Thursday, 1 May 2014

LOGISTIC REGRESSION and C5.0 DECISION TREE Detailed solved example in Classification -R Code - Bank Subscription Marketing



 R Code  for LOGISTIC REGRESSION and C5.0 DECISION TREE
Data Set:- Bank Marketing 
Source of Data Set:-  UCI Repository (http://archive.ics.uci.edu/ml/datasets/Bank+Marketing)
The Code includes the following:-
1. Data Exploration - Missing Values, Outliers
2. Data Visualisation
3.  Correlation Matrix
4. Data Partitioning
5. Logistic Regression
6. C5.0 Decision Tree
6. Confusion Matrix with ROC



## The data has been imported using Import Dataset option in R Environment
## The data set can be obtained from http://archive.ics.uci.edu/ml/datasets/Bank+Marketing
## DATASET UNDERSTANDING
head(bank_full) ## Displays first 6 rows for each variable
str(bank_full) ## Describes each variables
summary(bank_full) ## Provides basic statistical information of each variable

## DATA EXPLORATION - Check for Missing Data
## Option 1
is.na(bank_full) ## Displays True for a missing value
## Since it is a large dataset, graphical display of missing values will prove to be easier
##Option 2
require(Amelia)
missmap(bank_full,main="Missing Data - Bank Subscription", col=c("red","grey"),legend=FALSE)

## No red colour stripes are visible. hence no missing values.
##Option 3
summary(bank_full) ## displays missing values if any under every variable

## DATA VISUALISATION
## Use Box plots (Only for continuous variables)- To Check Ouliers
boxplot(bank_full$age~bank_full$subscribed, main=" AGE",ylab="age of customers",xlab="Subscribed")
boxplot(bank_full$balance~bank_full$subscribed, main=" BALANCE",ylab="Balance of customers",xlab="Subscribed")
boxplot(bank_full$lastday~bank_full$subscribed, main=" LAST DAY",ylab="Last day of contact",xlab="Subscribed")
boxplot(bank_full$lastduration~bank_full$subscribed, main="LAST DURATION",ylab="Last duration of contact",xlab="Subscribed")
boxplot(bank_full$numcontacts~bank_full$subscribed, main="NUM CONTACTS",ylab="number of contacts",xlab="Subscribed")
boxplot(bank_full$pdays~bank_full$subscribed, main=" Previous DAYS",ylab="Previous days of contact",xlab="Subscribed")
boxplot(bank_full$pcontacts~bank_full$subscribed, main=" Previous Contacts",ylab="Previous Contacts with customers",xlab="Subscribed")

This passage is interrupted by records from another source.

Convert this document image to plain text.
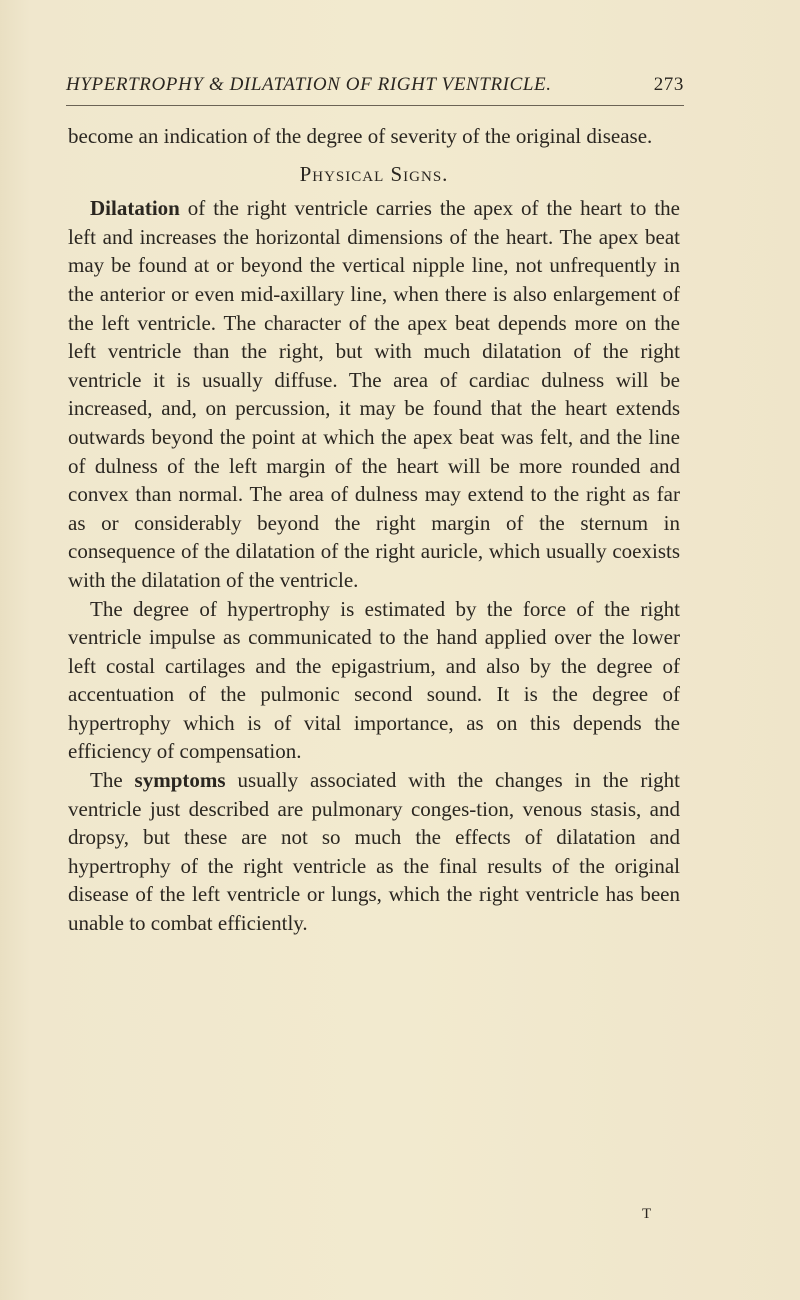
HYPERTROPHY & DILATATION OF RIGHT VENTRICLE.	273

become an indication of the degree of severity of the original disease.

Physical Signs.

Dilatation of the right ventricle carries the apex of the heart to the left and increases the horizontal dimensions of the heart. The apex beat may be found at or beyond the vertical nipple line, not unfrequently in the anterior or even mid-axillary line, when there is also enlargement of the left ventricle. The character of the apex beat depends more on the left ventricle than the right, but with much dilatation of the right ventricle it is usually diffuse. The area of cardiac dulness will be increased, and, on percussion, it may be found that the heart extends outwards beyond the point at which the apex beat was felt, and the line of dulness of the left margin of the heart will be more rounded and convex than normal. The area of dulness may extend to the right as far as or considerably beyond the right margin of the sternum in consequence of the dilatation of the right auricle, which usually coexists with the dilatation of the ventricle.

The degree of hypertrophy is estimated by the force of the right ventricle impulse as communicated to the hand applied over the lower left costal cartilages and the epigastrium, and also by the degree of accentuation of the pulmonic second sound. It is the degree of hypertrophy which is of vital importance, as on this depends the efficiency of compensation.

The symptoms usually associated with the changes in the right ventricle just described are pulmonary conges-tion, venous stasis, and dropsy, but these are not so much the effects of dilatation and hypertrophy of the right ventricle as the final results of the original disease of the left ventricle or lungs, which the right ventricle has been unable to combat efficiently.

T
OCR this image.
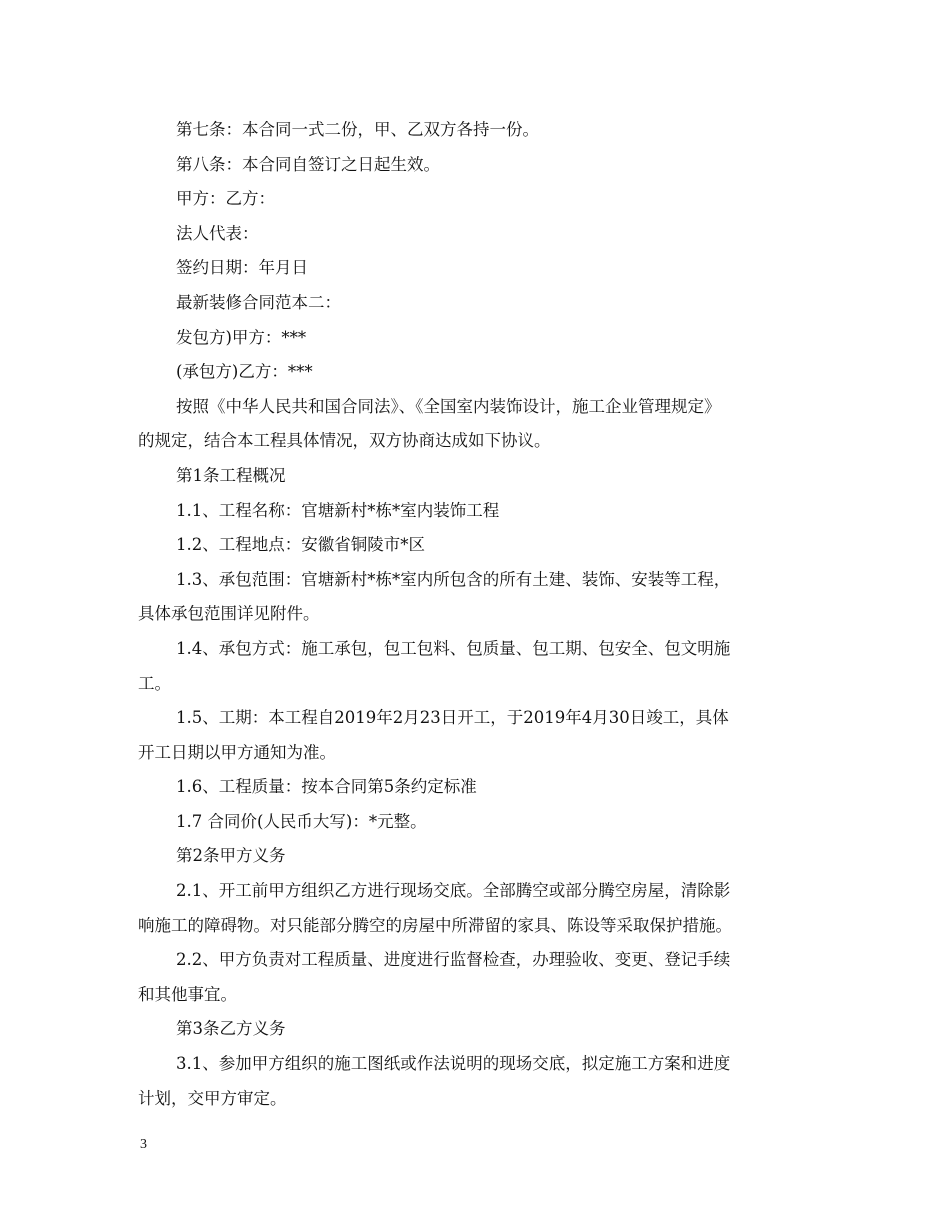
第七条：本合同一式二份，甲、乙双方各持一份。
第八条：本合同自签订之日起生效。
甲方：乙方：
法人代表：
签约日期：年月日
最新装修合同范本二：
发包方)甲方：***
(承包方)乙方：***
按照《中华人民共和国合同法》、《全国室内装饰设计，施工企业管理规定》
的规定，结合本工程具体情况，双方协商达成如下协议。
第1条工程概况
1.1、工程名称：官塘新村*栋*室内装饰工程
1.2、工程地点：安徽省铜陵市*区
1.3、承包范围：官塘新村*栋*室内所包含的所有土建、装饰、安装等工程，
具体承包范围详见附件。
1.4、承包方式：施工承包，包工包料、包质量、包工期、包安全、包文明施
工。
1.5、工期：本工程自2019年2月23日开工，于2019年4月30日竣工，具体
开工日期以甲方通知为准。
1.6、工程质量：按本合同第5条约定标准
1.7 合同价(人民币大写)：*元整。
第2条甲方义务
2.1、开工前甲方组织乙方进行现场交底。全部腾空或部分腾空房屋，清除影
响施工的障碍物。对只能部分腾空的房屋中所滞留的家具、陈设等采取保护措施。
2.2、甲方负责对工程质量、进度进行监督检查，办理验收、变更、登记手续
和其他事宜。
第3条乙方义务
3.1、参加甲方组织的施工图纸或作法说明的现场交底，拟定施工方案和进度
计划，交甲方审定。
3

## Though some outliers are observed in Previous contacts, NumContacts and LastDuration, they have not bee removed keeping their significance into consideration
## Use Histograms (For both continuous and categorical variables)
## These histograms provide details abpout Skewness, Normal Distribution etc
## Function to create histograms for continuous variables with normal curve
bank_Conthist<-function(VarName,NumBreaks,xlab,main,lengthxfit) ## xlab and main should be mentioned under quotes as they are characters
{
  hist(VarName,breaks=NumBreaks,col="yellow",xlab=xlab,main=main)
  xfit<-seq(min(VarName),max(VarName),length=lengthxfit)
  yfit<-dnorm(xfit,mean=mean(VarName),sd=sd(VarName))
  yfit<-yfit*diff(h$mids[1:2])*length(VarName)
  lines(xfit,yfit,col="red",lwd=3)
}
bank_Conthist(bank_full$age,10,"age of customers","AGE",30)
bank_Conthist(bank_full$balance,50,"Balance of customers","Balance",100)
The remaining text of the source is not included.